Dalgliesh le pidió que describiera con exactitud todo lo ocurrido desde su llegada a Innocent House.

– Vengo todos los días laborables de nueve a cinco, menos los miércoles. Los miércoles vienen de la agencia de limpieza de oficinas La Superior, dicen que para hacer una limpieza a fondo de todo el edificio. La Superior, así se llaman, pero les quedaría mejor La Inferior. Supongo que hacen lo que pueden, pero no es lo mismo que si tuvieran un interés personal por el trabajo. George viene media hora antes y les abre la puerta. Normalmente suelen acabar hacia las diez.

– ¿Y a usted quién le abre, señora Demery? ¿Tiene las llaves?

– No. El anciano señor Etienne propuso dármelas, pero no quise tener esa responsabilidad. Ya hay demasiadas llaves en mi vida. Normalmente suele abrir George; o, si no, el señor Dauntsey o la señorita Frances. Según quién llegue antes. Esta mañana no estaban ni la señorita Peverell ni el señor Dauntsey, pero me ha abierto George, que ya estaba aquí, así que he empezado a limpiar tranquilamente la cocina. No ha pasado nada hasta justo antes de las nueve, cuando ha llegado ese lord Stilgoe diciendo que tenía una cita con el señor Gerard.

– ¿Estaba usted presente cuando llegó lord Stilgoe?

– Pues mire, sí. Estaba charlando un poco con George. Lord Stilgoe no se puso muy contento al saber que no había nadie en la casa, aparte del recepcionista y de mí. George empezó a llamar a los distintos despachos para ver si encontraba al señor Gerard, y estaba diciéndole a lord Stilgoe que sería mejor que esperase en recepción cuando llegó la señorita Etienne. La señorita le preguntó a George si Gerard estaba en su despacho y George le dijo que había llamado, pero que no contestaba nadie, así que la señorita Etienne fue a ver si estaba y lord Stilgoe y yo la seguimos. La chaqueta del señor Gerard estaba sobre el respaldo del sillón, y el sillón apartado del escritorio, lo que me pareció un poco raro. Luego ella miró en el cajón de la derecha y encontró las llaves. El señor Gerard siempre dejaba sus llaves allí cuando estaba en el despacho. Es un manojo bastante pesado y no le gustaba llevar tanto peso en el bolsillo de la chaqueta. La señorita Claudia dijo: «Tiene que estar aquí; a lo mejor está en el número diez con el señor Bartrum», así que volvimos a recepción y George dijo que ya había llamado al número diez. El señor Bartrum estaba en su despacho, pero no había visto al señor Gerard, aunque tenía el Jaguar allí. El señor Gerard siempre dejaba el coche aparcado en Innocent Passage porque era más seguro. De manera que la señorita Claudia dijo: «Tiene que estar aquí. Será mejor que empecemos a buscarlo.» A estas alturas ya había llegado la primera lancha, y luego aparecieron la señorita Frances y el señor Dauntsey.

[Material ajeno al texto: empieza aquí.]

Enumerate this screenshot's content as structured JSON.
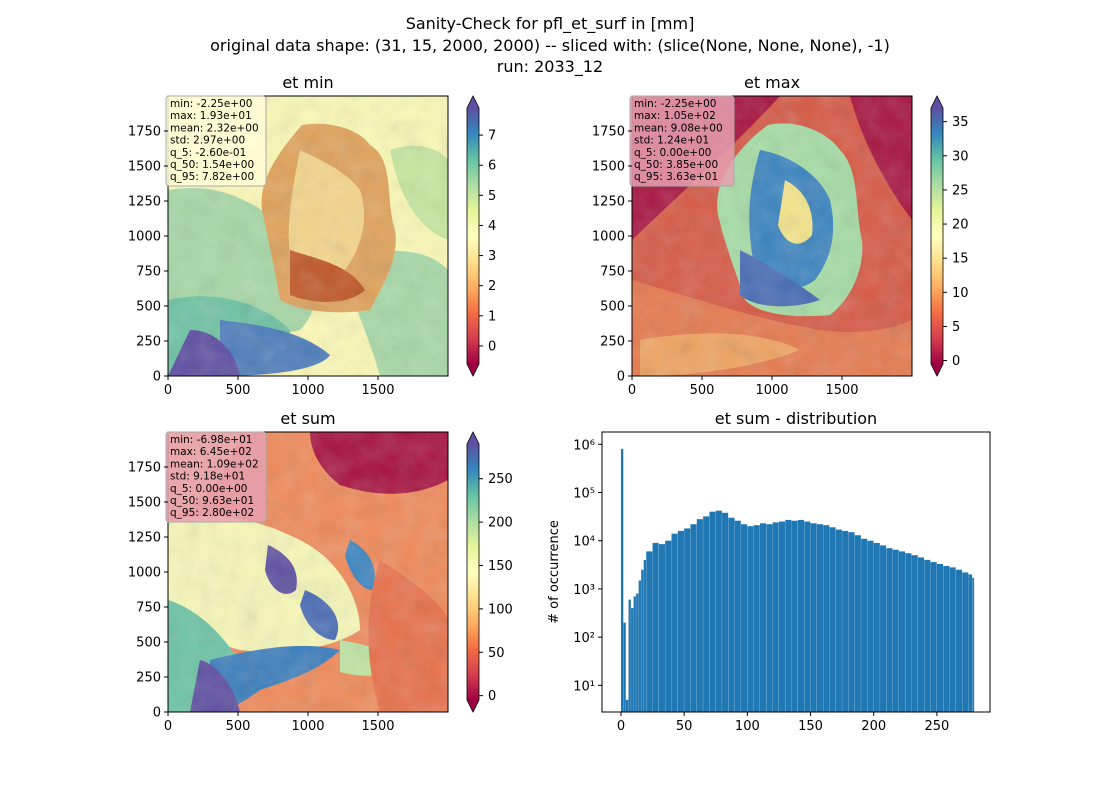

– ¿Le pareció preocupada la señorita Etienne?

– Más bien intrigada, si me comprende. Le dije: «Bueno, he mirado en toda la planta baja y al fondo de la casa, y en la cocina no está.» Y la señorita Claudia dijo algo así como que no era muy probable que estuviera allí, ¿verdad?, y empezó a subir la escalera, y yo me fui detrás de ella con la señorita Blackett.

– No me ha dicho que la señorita Blackett estuviera en la casa.

– ¿Ah, no? Pues ya estaba, había llegado con la lancha. Claro que una ya no se fija tanto en ella, ahora que no está el anciano señor Peverell. Pero el caso es que estaba, aunque todavía llevaba puesto el abrigo, y subió la escalera con nosotras.